Igor was talking now. He offered the men cigars and disappeared to the far end of the room, frustratingly out of earshot for a minute or more.
When he came back, Vasily, whose voice was familiar to them all, said, ‘Now is our moment.’ He was speaking in Russian, which all of Kate’s team spoke fluently. They leant closer to the speaker on the desk.
‘What makes you so sure?’ Igor asked.
‘The Prime Minister has prostate cancer. He will resign this week.’
They could hear Igor lighting the cigars. ‘Who stands in our way?’
‘The woman in Education, perhaps. But there will be other candidates, of course.’
‘Viper can help.’
‘Yes. We will have to wait and see. But we won’t need to for long. Viper says—’
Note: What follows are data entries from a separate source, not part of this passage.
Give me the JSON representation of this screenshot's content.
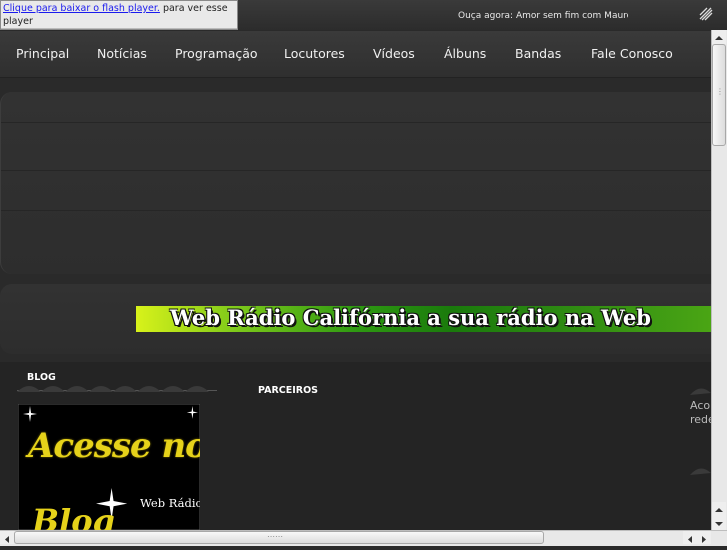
{
  "flash_notice": {
    "link_text": "Clique para baixar o flash player.",
    "suffix": " para ver esse",
    "line2": "player"
  },
  "now_playing": "Ouça agora: Amor sem fim com Mauro",
  "nav": {
    "items": [
      {
        "label": "Principal"
      },
      {
        "label": "Notícias"
      },
      {
        "label": "Programação"
      },
      {
        "label": "Locutores"
      },
      {
        "label": "Vídeos"
      },
      {
        "label": "Álbuns"
      },
      {
        "label": "Bandas"
      },
      {
        "label": "Fale Conosco"
      }
    ]
  },
  "marquee_text": "Web Rádio Califórnia a sua rádio na Web",
  "sections": {
    "blog_title": "BLOG",
    "partners_title": "PARCEIROS",
    "side_text_1": "Aco",
    "side_text_2": "rede"
  },
  "blog_image": {
    "line1": "Acesse nosso",
    "line2": "Web Rádio",
    "line3": "Blog"
  },
  "icons": {
    "logo": "station-logo-icon",
    "scroll_up": "arrow-up-icon",
    "scroll_down": "arrow-down-icon",
    "scroll_left": "arrow-left-icon",
    "scroll_right": "arrow-right-icon"
  }
}
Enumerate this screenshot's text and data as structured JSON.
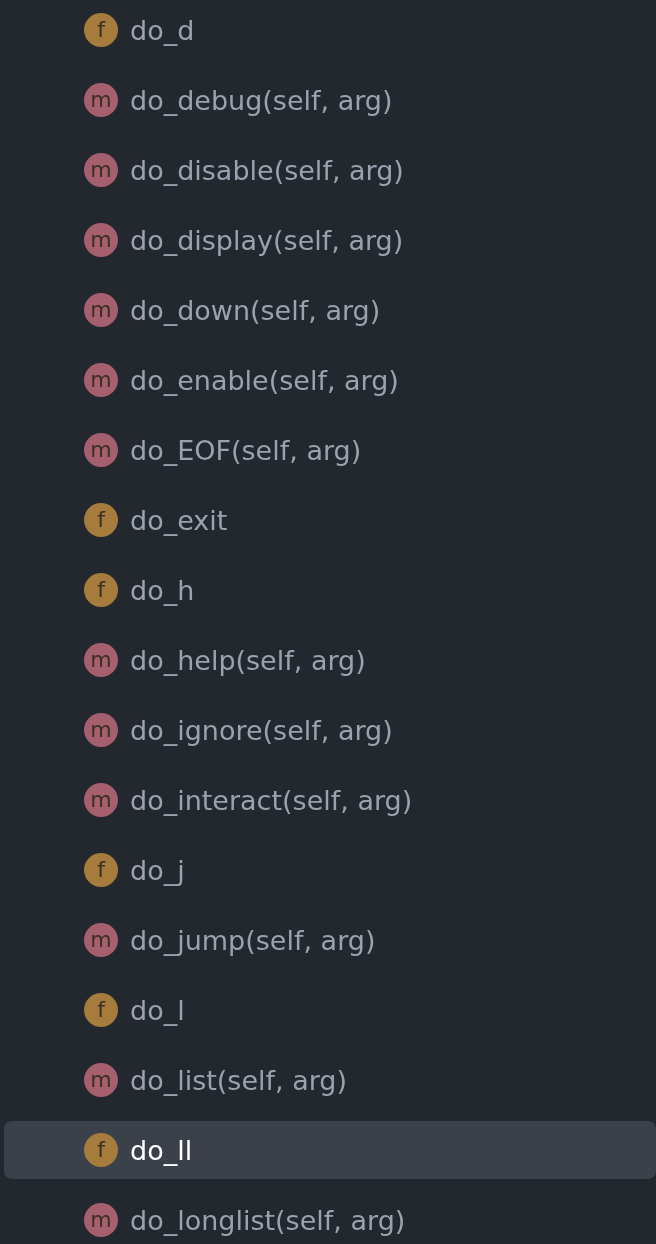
{
  "items": [
    {
      "kind": "function",
      "badge": "f",
      "label": "do_d",
      "selected": false
    },
    {
      "kind": "method",
      "badge": "m",
      "label": "do_debug(self, arg)",
      "selected": false
    },
    {
      "kind": "method",
      "badge": "m",
      "label": "do_disable(self, arg)",
      "selected": false
    },
    {
      "kind": "method",
      "badge": "m",
      "label": "do_display(self, arg)",
      "selected": false
    },
    {
      "kind": "method",
      "badge": "m",
      "label": "do_down(self, arg)",
      "selected": false
    },
    {
      "kind": "method",
      "badge": "m",
      "label": "do_enable(self, arg)",
      "selected": false
    },
    {
      "kind": "method",
      "badge": "m",
      "label": "do_EOF(self, arg)",
      "selected": false
    },
    {
      "kind": "function",
      "badge": "f",
      "label": "do_exit",
      "selected": false
    },
    {
      "kind": "function",
      "badge": "f",
      "label": "do_h",
      "selected": false
    },
    {
      "kind": "method",
      "badge": "m",
      "label": "do_help(self, arg)",
      "selected": false
    },
    {
      "kind": "method",
      "badge": "m",
      "label": "do_ignore(self, arg)",
      "selected": false
    },
    {
      "kind": "method",
      "badge": "m",
      "label": "do_interact(self, arg)",
      "selected": false
    },
    {
      "kind": "function",
      "badge": "f",
      "label": "do_j",
      "selected": false
    },
    {
      "kind": "method",
      "badge": "m",
      "label": "do_jump(self, arg)",
      "selected": false
    },
    {
      "kind": "function",
      "badge": "f",
      "label": "do_l",
      "selected": false
    },
    {
      "kind": "method",
      "badge": "m",
      "label": "do_list(self, arg)",
      "selected": false
    },
    {
      "kind": "function",
      "badge": "f",
      "label": "do_ll",
      "selected": true
    },
    {
      "kind": "method",
      "badge": "m",
      "label": "do_longlist(self, arg)",
      "selected": false
    }
  ]
}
Somebody must have moved a chair or table, because there was a screech that had them all covering their ears and the voices became much fainter. Danny tried to work his magic with the dials, but to no avail.
‘Fuck,’ Kate said. She leant further forward. ‘Turn it up.’
Danny kept trying. ‘I think it’s been damaged. This is maximum volume.’
They leant even closer, but hearing anything was next to impossible.
‘It’s on record,’ he said. ‘I’ll see what I can get with some enhancement.’
Kate moved to the window. Rav and Julie lit up. Rav offered Kate his cigarette and she took a few puffs. ‘If the PM was sick,’ Julie said, ‘wouldn’t we know?’
‘I’ve not heard a whisper,’ Rav said.
‘But let’s assume for a moment they know something we don’t,’ Kate said. ‘They were implying they would have a dog in any leadership fight. So who’s their guy?’
‘How do we know it’s a guy?’ Julie said.